"The more we can combine accessibility and direct contact with consumers with the aspirational nature and beauty of cinema, the better."
The studio, backed by yachts crossing the Mediterranean harbor and equipped with a vintage convertible for capturing models tossing their hair in the breeze, marked a change of scenery from the celebrity magazines and nightly news shows that L'Oreal used to rely on to get out its marketing message.
Staying in the spotlight with a constant flow of content over Facebook, Instagram and Chinese networks like Weibo and WeChat has become a business imperative for L'Oreal as it navigates the decline of traditional media and a wave of retail closures. The Chinese market, already L'Oreal's second biggest after the U.S., with roughly $2.6 billion in sales last year, is undergoing what CEO Jean-Paul Agon calls a "particularly violent" shift to e-commerce, and online sales made up more than a third of sales last year.
"L'Oreal can't just depend on their reputation," said Delphine Dion, marketing professor at Essec Business School near Paris, citing mounting competition from homegrown competitors in China, social-media-driven upstarts like LVMH's Fenty Beauty by Rihanna and South Korean beauty brands like Mizon. "They have to keep making buzz online or else they'll lose out."
L'Oreal's partnerships with Instagram influencers and beauty-blogging YouTube stars have helped drive booming makeup sales, Dion said, so it makes sense for the company to step up its digital efforts with more established representatives like Julianne Moore and China's Li.
In the flurry of videos L'Oreal produced during the festival, red-carpet struts were interspersed with product demos and interviews with the brand's ambassadors. And L'Oreal promises viewers an instant reward: In one Instagram story, red-carpet snapshots of Moore were followed by a suggestion to swipe up for a 20 percent discount on glitter cream.
The combination of staging elaborate events, publicizing them via social media and easing the path to points of sale is showing signs of success. When L'Oreal launched a collaboration with designer Olivier Rousteing and fashion brand Balmain last year, video ads linked to Alibaba's TMall, driving sales of 40,000 lipsticks in the first month.
"L'Oreal is very clever about doing what we call all-media distribution," said TV host and magazine editor Hung, referring to the company's strategy of producing its own content and handing it over to a range of outlets. That helps the brand get around a common problem for marketers in China -- that media owners block links to content from rival platforms when users share it, making exclusive deals less effective. "You get a lot more exposure this way."

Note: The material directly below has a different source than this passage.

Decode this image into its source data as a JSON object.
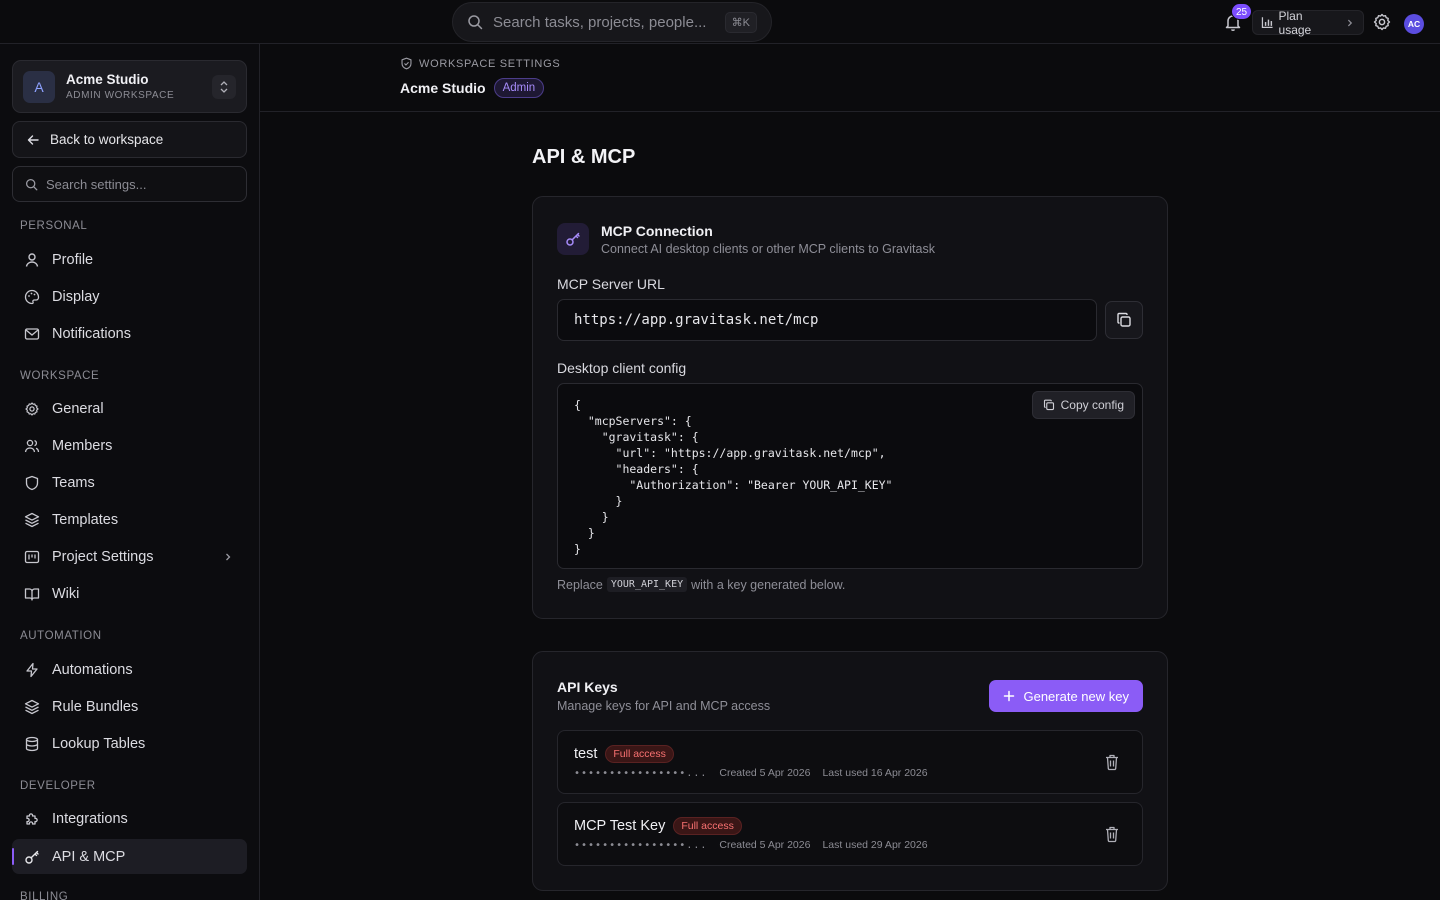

Other brands are taking note, stepping up their Cannes marketing efforts.
"The difficult part isn't finding brands to work with, it's knowing which ones to refuse," Li said.
If China gets special treatment in L'Oreal's online efforts -- as with the Mandarin edition of the Cannes talk show -- it's not only because of the scale of the opportunity, but because lessons learned in the most advanced market for e-commerce can be exported around the world. One takeaway: Mixing entertainment and retailing works.
"It's about producing content that brings excitement to consumers," Angeloglou said, lowering his voice as cameras rolled for an interview between Hung and the French actress Louise Bourgoin. Angeloglou passed a fake bathroom where the actress Leila Bekhti had just shot a clip about her favorite eyeliner. The green room was packed with editing bays and monitoring screens where producers scoured footage from the red carpet for the most glamorous moments.
"It's really on a huge scale," Angeloglou said. "But when you are able to do something unexpected, the amount of engagement you can create is really worth it."